Well, for example the Alibaba T-Head Xuantie C910 has 128 bit vector registers but a 256 bit vector ALU, so both LMUL=1 and LMUL=2 instructions execute in a single clock cycle. LMUL=8 instructions take 4 cycles to execute, but that's a 1024 bit vector right there.
Also, the person who said graphics uses 3 or 4 element vectors so you only need short vector registers didn't understand how a vector processor such as RISC-V will be programmed for that take. Usually you have thousands of XYZ or XYZW points that you want to transfor my the same matrix or normalize or whatever. You don't load one point into one vector register. You load all the X coordinates from 4 or 8 or 64 or 256 points into one vector register, all the Y coordinates into another vector register, all the Z coordinates into another one. And you put the 9 or 12 elements of the matrices you want to transform them by into other vector registers (or scalar registers if you're transforming everything by the same matrix) and you transform a whole bunch of points in parallel.
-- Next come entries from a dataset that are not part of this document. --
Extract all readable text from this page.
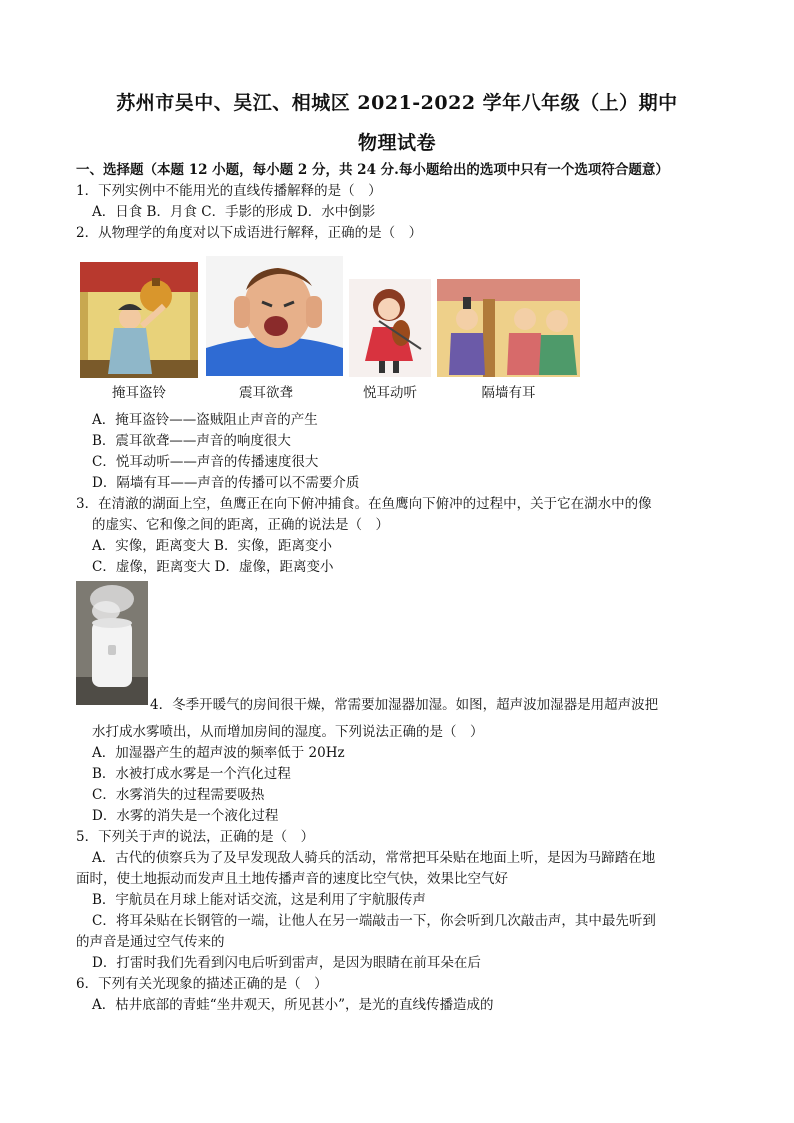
苏州市吴中、吴江、相城区 2021-2022 学年八年级（上）期中
物理试卷
一、选择题（本题 12 小题，每小题 2 分，共 24 分.每小题给出的选项中只有一个选项符合题意）
1．下列实例中不能用光的直线传播解释的是（　）
A．日食 B．月食 C．手影的形成 D．水中倒影
2．从物理学的角度对以下成语进行解释，正确的是（　）
掩耳盗铃	震耳欲聋	悦耳动听	隔墙有耳
A．掩耳盗铃——盗贼阻止声音的产生
B．震耳欲聋——声音的响度很大
C．悦耳动听——声音的传播速度很大
D．隔墙有耳——声音的传播可以不需要介质
3．在清澈的湖面上空，鱼鹰正在向下俯冲捕食。在鱼鹰向下俯冲的过程中，关于它在湖水中的像
的虚实、它和像之间的距离，正确的说法是（　）
A．实像，距离变大 B．实像，距离变小
C．虚像，距离变大 D．虚像，距离变小
4．冬季开暖气的房间很干燥，常需要加湿器加湿。如图，超声波加湿器是用超声波把
水打成水雾喷出，从而增加房间的湿度。下列说法正确的是（　）
A．加湿器产生的超声波的频率低于 20Hz
B．水被打成水雾是一个汽化过程
C．水雾消失的过程需要吸热
D．水雾的消失是一个液化过程
5．下列关于声的说法，正确的是（　）
A．古代的侦察兵为了及早发现敌人骑兵的活动，常常把耳朵贴在地面上听，是因为马蹄踏在地
面时，使土地振动而发声且土地传播声音的速度比空气快，效果比空气好
B．宇航员在月球上能对话交流，这是利用了宇航服传声
C．将耳朵贴在长钢管的一端，让他人在另一端敲击一下，你会听到几次敲击声，其中最先听到
的声音是通过空气传来的
D．打雷时我们先看到闪电后听到雷声，是因为眼睛在前耳朵在后
6．下列有关光现象的描述正确的是（　）
A．枯井底部的青蛙“坐井观天，所见甚小”，是光的直线传播造成的
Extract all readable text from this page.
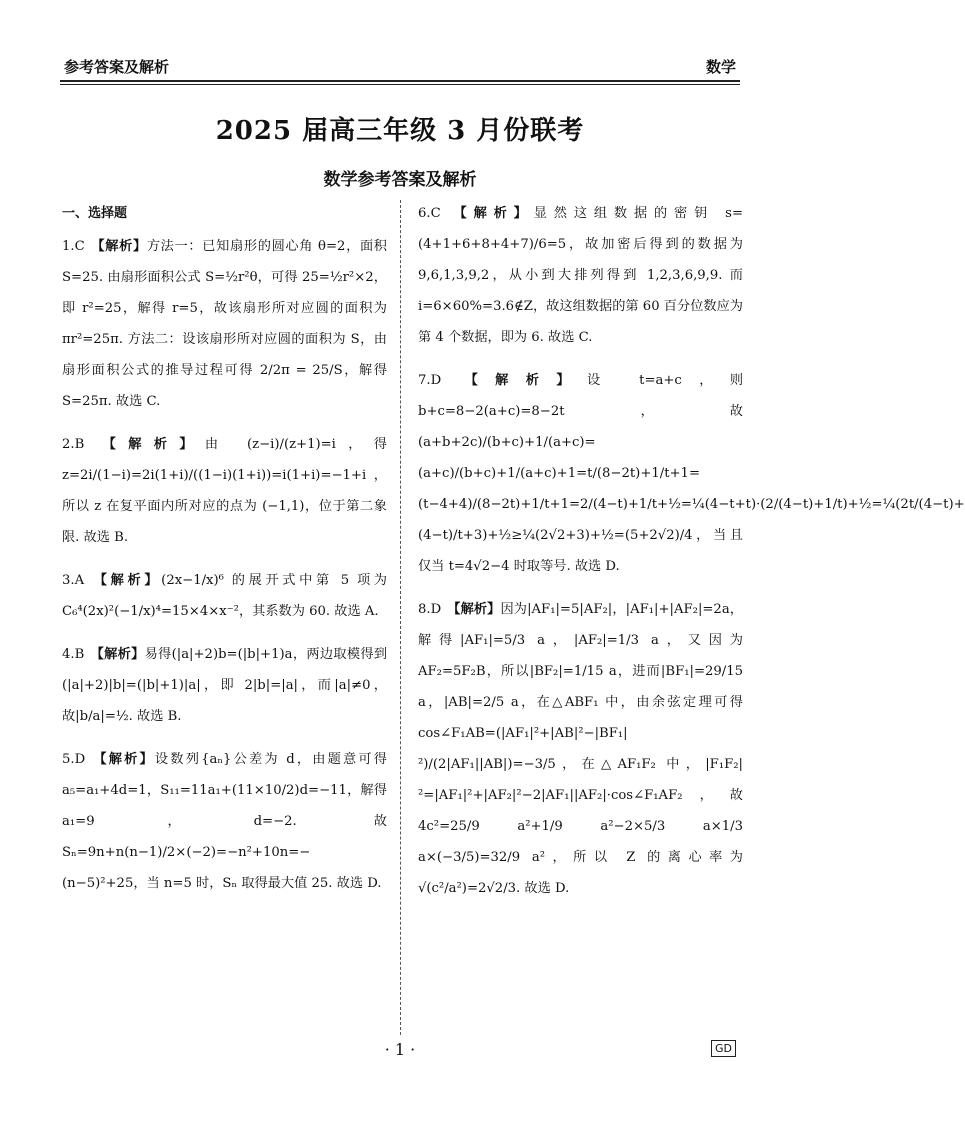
参考答案及解析	数学
2025 届高三年级 3 月份联考
数学参考答案及解析
一、选择题
1.C 【解析】方法一：已知扇形的圆心角 θ=2，面积 S=25. 由扇形面积公式 S=½r²θ，可得 25=½r²×2，即 r²=25，解得 r=5，故该扇形所对应圆的面积为 πr²=25π. 方法二：设该扇形所对应圆的面积为 S，由扇形面积公式的推导过程可得 2/2π = 25/S，解得 S=25π. 故选 C.
2.B 【解析】由 (z−i)/(z+1)=i，得 z=2i/(1−i)=2i(1+i)/((1−i)(1+i))=i(1+i)=−1+i，所以 z 在复平面内所对应的点为 (−1,1)，位于第二象限. 故选 B.
3.A 【解析】(2x−1/x)⁶ 的展开式中第 5 项为 C₆⁴(2x)²(−1/x)⁴=15×4×x⁻²，其系数为 60. 故选 A.
4.B 【解析】易得(|a|+2)b=(|b|+1)a，两边取模得到(|a|+2)|b|=(|b|+1)|a|，即 2|b|=|a|，而|a|≠0，故|b/a|=½. 故选 B.
5.D 【解析】设数列{aₙ}公差为 d，由题意可得 a₅=a₁+4d=1，S₁₁=11a₁+(11×10/2)d=−11，解得 a₁=9，d=−2. 故 Sₙ=9n+n(n−1)/2×(−2)=−n²+10n=−(n−5)²+25，当 n=5 时，Sₙ 取得最大值 25. 故选 D.
6.C 【解析】显然这组数据的密钥 s=(4+1+6+8+4+7)/6=5，故加密后得到的数据为 9,6,1,3,9,2，从小到大排列得到 1,2,3,6,9,9. 而 i=6×60%=3.6∉Z，故这组数据的第 60 百分位数应为第 4 个数据，即为 6. 故选 C.
7.D 【解析】设 t=a+c，则 b+c=8−2(a+c)=8−2t，故 (a+b+2c)/(b+c)+1/(a+c)=(a+c)/(b+c)+1/(a+c)+1=t/(8−2t)+1/t+1=(t−4+4)/(8−2t)+1/t+1=2/(4−t)+1/t+½=¼(4−t+t)·(2/(4−t)+1/t)+½=¼(2t/(4−t)+(4−t)/t+3)+½≥¼(2√2+3)+½=(5+2√2)/4，当且仅当 t=4√2−4 时取等号. 故选 D.
8.D 【解析】因为|AF₁|=5|AF₂|，|AF₁|+|AF₂|=2a，解得|AF₁|=5/3 a，|AF₂|=1/3 a，又因为 AF₂=5F₂B，所以|BF₂|=1/15 a，进而|BF₁|=29/15 a，|AB|=2/5 a，在△ABF₁ 中，由余弦定理可得 cos∠F₁AB=(|AF₁|²+|AB|²−|BF₁|²)/(2|AF₁||AB|)=−3/5，在△AF₁F₂ 中，|F₁F₂|²=|AF₁|²+|AF₂|²−2|AF₁||AF₂|·cos∠F₁AF₂，故 4c²=25/9 a²+1/9 a²−2×5/3 a×1/3 a×(−3/5)=32/9 a²，所以 Z 的离心率为 √(c²/a²)=2√2/3. 故选 D.
· 1 ·	GD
> And you put the 9 or 12 elements of the matrices you want to transform them by into other vector registers (or scalar registers if you're transforming everything by the same matrix) and you transform a whole bunch of points in parallel.
What if you have a 4-vector and want its dot product? x86 SIMD has that. (It’s slow on AMD but was okay for me.)
Vector instructions could add that too, because they can add whatever they want. I’m just suspicious it would actually be efficient in hardware to be worth using.
ARM is developing SVE but is allowing hardware to require only powers of 2 vector sizes IIRC, which surely limits how you can use it.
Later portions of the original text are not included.